Abstract

Pulmonary crackles are used as indicators for the diagnosis of different pulmonary disorders in auscultation. Crackles are very common adventitious transient sounds. From the characteristics of crackles such as timing and number of occurrences, the type and the severity of the pulmonary diseases may be assessed. In this study, a method is proposed for crackle detection. In this method, various feature sets are extracted using time–frequency and time–scale analysis from pulmonary signals. In order to understand the effect of using different window and wavelet types in time–frequency and time–scale analysis in detecting crackles, different windows and wavelets are tested such as Gaussian, Blackman, Hanning, Hamming, Bartlett, Triangular and Rectangular windows for time–frequency analysis and Morlet, Mexican Hat and Paul wavelets for time–scale analysis. The extracted feature sets, both individually and as an ensemble of networks, are fed into three different machine learning algorithms: Support Vector Machines, k -Nearest Neighbor and Multilayer Perceptron.
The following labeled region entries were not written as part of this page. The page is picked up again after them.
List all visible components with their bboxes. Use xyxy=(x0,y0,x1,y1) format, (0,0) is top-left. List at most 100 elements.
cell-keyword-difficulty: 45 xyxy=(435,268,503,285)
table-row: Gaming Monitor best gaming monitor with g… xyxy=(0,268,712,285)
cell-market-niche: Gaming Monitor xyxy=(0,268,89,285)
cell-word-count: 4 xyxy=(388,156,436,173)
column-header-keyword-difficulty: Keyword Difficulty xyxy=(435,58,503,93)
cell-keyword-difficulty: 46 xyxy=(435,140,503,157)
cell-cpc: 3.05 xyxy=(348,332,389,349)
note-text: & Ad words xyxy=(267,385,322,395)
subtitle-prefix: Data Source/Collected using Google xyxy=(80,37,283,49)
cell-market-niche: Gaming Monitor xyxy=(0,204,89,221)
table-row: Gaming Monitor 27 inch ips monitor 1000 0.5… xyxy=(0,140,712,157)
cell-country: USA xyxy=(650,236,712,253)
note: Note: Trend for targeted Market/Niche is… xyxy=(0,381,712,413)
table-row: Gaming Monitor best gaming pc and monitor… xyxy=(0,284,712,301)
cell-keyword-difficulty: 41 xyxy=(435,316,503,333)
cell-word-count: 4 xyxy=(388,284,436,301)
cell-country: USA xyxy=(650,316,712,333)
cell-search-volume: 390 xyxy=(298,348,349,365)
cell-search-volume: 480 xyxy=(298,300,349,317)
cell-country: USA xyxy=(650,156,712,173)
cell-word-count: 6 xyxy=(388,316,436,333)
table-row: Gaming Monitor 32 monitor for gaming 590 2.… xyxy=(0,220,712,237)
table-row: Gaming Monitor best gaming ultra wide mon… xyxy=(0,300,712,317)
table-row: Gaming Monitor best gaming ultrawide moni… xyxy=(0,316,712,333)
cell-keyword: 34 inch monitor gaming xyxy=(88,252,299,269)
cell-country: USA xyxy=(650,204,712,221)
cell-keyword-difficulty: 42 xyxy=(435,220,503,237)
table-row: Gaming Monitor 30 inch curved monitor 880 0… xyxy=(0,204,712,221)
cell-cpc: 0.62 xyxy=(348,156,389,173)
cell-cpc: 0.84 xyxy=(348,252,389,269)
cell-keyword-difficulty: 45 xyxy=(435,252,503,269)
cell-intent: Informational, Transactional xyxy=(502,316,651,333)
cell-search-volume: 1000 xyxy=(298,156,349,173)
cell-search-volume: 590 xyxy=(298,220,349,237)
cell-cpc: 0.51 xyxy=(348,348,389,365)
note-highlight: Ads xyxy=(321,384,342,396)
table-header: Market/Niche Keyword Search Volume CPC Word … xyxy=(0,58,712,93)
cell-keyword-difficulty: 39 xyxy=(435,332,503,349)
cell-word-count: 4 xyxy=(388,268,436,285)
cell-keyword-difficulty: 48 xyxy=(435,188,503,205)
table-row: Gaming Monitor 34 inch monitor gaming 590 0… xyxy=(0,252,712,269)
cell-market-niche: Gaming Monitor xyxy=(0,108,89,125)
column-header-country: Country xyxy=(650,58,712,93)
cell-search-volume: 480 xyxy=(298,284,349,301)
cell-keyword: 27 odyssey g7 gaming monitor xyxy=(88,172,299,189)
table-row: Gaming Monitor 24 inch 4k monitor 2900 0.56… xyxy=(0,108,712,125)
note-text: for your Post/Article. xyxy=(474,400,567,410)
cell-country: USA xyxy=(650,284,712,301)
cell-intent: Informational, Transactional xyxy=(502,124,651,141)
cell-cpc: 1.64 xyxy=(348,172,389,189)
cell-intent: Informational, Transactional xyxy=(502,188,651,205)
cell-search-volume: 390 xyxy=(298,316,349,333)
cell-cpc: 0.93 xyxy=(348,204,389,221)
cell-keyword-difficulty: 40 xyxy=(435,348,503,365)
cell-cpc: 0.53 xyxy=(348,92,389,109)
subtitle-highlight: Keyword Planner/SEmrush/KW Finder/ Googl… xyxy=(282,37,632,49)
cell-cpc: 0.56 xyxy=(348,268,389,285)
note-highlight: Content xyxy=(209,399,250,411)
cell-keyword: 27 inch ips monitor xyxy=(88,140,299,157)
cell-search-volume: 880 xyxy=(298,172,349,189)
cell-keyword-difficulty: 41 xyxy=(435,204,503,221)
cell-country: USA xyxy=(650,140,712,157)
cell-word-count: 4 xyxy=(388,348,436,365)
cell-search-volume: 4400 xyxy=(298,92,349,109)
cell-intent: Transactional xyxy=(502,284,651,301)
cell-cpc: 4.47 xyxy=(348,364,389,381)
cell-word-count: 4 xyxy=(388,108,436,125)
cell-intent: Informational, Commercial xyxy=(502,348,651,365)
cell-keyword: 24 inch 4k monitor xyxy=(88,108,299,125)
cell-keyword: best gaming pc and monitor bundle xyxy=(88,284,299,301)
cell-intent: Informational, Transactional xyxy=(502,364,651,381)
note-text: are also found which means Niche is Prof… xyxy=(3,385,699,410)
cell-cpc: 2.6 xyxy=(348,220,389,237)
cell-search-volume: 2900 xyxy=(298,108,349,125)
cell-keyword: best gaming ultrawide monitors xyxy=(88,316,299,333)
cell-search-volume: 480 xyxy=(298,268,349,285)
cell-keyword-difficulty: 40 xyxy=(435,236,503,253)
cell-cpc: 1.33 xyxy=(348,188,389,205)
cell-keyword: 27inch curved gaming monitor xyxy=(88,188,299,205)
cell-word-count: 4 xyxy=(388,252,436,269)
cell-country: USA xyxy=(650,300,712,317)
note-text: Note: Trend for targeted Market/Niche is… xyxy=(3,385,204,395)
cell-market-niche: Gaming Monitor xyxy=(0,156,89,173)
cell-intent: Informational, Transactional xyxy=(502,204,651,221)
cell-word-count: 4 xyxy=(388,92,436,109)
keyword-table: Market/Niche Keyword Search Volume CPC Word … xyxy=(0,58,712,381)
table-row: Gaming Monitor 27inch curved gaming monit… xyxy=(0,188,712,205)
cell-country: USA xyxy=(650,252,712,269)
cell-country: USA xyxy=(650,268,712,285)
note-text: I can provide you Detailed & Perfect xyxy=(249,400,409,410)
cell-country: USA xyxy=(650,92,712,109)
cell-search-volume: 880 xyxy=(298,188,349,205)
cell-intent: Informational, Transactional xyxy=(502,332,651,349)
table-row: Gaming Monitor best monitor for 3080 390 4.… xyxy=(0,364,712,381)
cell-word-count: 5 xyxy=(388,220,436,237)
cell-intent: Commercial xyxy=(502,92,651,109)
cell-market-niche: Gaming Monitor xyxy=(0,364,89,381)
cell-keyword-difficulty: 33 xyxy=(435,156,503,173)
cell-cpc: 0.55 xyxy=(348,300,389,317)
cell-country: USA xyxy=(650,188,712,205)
Moreover, in order to improve the success of the model, prior to the time–frequency/scale analysis, frequency bands containing no-crackle information are removed using dual-tree complex wavelet transform, which is a shift invariant transform with limited redundancy compared to the conventional discrete wavelet transform. The comparative results of individual feature sets and ensemble of sets, which are extracted using different window and wavelet types, for both pre-processed and non-pre-processed data with different machine learning algorithms, are extensively evaluated and compared.